Es muy posible que no exista una traducción, así como no tiene traducción La Gioconda y Mona Lisa.

Una ayuda: *Tutto tondo*


----------



## readymade

Podría ser, pero lo dudo porque es un elemento de ornamentación, por eso pregunto como se define en italiano, porque si lo comprendo es muy probable que  encuentre a que corresponde  Gracias

Patty fashion, gracias mil, grazie tante!
Perfecto. Ahora lo entiendo. Lo había buscado en Di Mauro pero no como palabra entera... Genial. Gracias otra vez


----------



## gatogab

readymade said:


> Podría ser, pero lo dudo porque es un elemento de ornamentación, por eso pregunto como se define en italiano, porque si lo comprendo es muy probable que encuentre a que corresponde  Gracias


 
Tutto tondo


> Por favor, busco el *equivalente* en castellano de un *altorrelieve* llamado *"tutto tondo".*


PD...Disculpa, pensé que querías saber de la técnica artística. En cambio necesitabas saber el significado de  'tutto tondo'


----------



## readymade

Gracias, no pasa nada   Mirá, pa expliucarte un poco el lío: como tondo es un altorrelieve circular, mi confusión venía de que en el texto se habla de tutto tondo y pensé que era justamente un tipo de ornamentación, una variante del tondo pero no tenía sentido porque hacía referencia a una enorme moldura rectangular. En fin, resulta que como me explicó Patty Fashion es un giro de lenguaje que significa, claro, que el bajorrelieve es como un todo independiente, exento.


----------



## gatogab

gatogab said:


> ¿Has abierto los link que te envié?


 


> Para esta obra introducirá la técnica de _tutto tondo_, concebida para que la obra pueda ser vista desde cualquier ángulo.


----------



## readymade

Sipi. Hecho.


----------



## Spiritoso78

Ciao,

?por qué no echàis un vistazo a AQUI'.?


----------



## gatogab

Spiritoso78 said:


> Ciao,
> 
> ?por qué no echàis un vistazo a AQUI'.?


 
¿ = alt+168


----------



## readymade

Spiritoso, 
justamente, cuando gatogab me dio el link, pasé de ahí al wiki en castellano y lo encontré, Es bulto redondo, si, aunque también puede decirse exenta.
Muchas gracias.


----------



## saadia

Buenos días,

continuando con la busqueda del significado de la frase italiana "a tutto tondo" en español. Independientemente del significado que me parece esta en discusión en este forum, yo tenia otra interpretación de este término. Por ejempplo en el texto siguiente donde Villagio hablaa de De Andre: _"..... tutti si sono accorti che non era uno strimpellatore, ma un vero cantautore, un autentico poeta a tutto tondo"
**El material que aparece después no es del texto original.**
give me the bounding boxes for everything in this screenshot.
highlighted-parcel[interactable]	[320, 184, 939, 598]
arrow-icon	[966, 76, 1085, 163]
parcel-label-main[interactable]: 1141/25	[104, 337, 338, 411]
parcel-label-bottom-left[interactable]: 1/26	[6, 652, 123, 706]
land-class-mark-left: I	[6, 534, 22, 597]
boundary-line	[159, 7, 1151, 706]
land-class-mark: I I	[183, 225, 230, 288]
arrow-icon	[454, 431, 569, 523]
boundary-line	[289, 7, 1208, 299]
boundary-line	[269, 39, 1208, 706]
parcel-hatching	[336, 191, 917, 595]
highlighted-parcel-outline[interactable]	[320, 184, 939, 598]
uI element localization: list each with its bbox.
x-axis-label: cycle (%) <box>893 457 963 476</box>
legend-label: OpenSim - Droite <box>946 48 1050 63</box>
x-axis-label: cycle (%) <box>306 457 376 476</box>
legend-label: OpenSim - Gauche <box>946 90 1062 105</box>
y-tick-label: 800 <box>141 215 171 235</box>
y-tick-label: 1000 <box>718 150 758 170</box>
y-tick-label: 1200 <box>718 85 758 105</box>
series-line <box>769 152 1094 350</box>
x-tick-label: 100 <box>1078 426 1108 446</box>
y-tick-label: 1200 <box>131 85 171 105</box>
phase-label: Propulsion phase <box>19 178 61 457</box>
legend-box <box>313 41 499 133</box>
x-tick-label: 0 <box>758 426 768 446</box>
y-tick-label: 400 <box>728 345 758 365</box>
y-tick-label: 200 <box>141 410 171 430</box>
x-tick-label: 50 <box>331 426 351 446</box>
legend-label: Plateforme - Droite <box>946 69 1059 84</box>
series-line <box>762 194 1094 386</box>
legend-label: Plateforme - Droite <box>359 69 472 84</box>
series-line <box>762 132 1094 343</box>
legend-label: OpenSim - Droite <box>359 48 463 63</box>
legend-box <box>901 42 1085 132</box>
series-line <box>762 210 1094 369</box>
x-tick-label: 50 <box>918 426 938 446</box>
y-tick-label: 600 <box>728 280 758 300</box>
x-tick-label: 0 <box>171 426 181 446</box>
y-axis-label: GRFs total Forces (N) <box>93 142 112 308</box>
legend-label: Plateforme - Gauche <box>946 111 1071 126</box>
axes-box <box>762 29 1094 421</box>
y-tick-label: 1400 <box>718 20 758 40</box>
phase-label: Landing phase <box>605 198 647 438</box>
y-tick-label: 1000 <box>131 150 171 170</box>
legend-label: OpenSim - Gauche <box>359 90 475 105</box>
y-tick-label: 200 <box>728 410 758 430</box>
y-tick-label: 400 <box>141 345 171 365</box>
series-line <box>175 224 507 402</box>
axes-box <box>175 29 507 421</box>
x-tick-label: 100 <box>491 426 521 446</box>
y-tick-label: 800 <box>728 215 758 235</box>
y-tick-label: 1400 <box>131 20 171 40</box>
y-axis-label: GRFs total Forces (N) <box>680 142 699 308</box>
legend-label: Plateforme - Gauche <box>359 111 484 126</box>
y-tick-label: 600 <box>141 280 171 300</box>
_Yo lo traduciria en español: ".... _todos se dieron cuenta que no era un aporreador, sino un verdadero cantautor, un auténtico poeta por donde se lo mire"


_Espero algun comentario al respecto,

Gracias
Saadia


----------



## 0scar

Sí, "..por donde se lo mire", o "...en toda su dimensión", o "...de pies a cabeza"


----------



## saadia

0scar said:


> Sí, "..por donde se lo mire", o "...en toda su dimensión", o "...de pies a cabeza"




Gracias Oscar, comparto tus sugerencias. También podría ser: "...por los cuatro costados"

Saludos,
Saadia


----------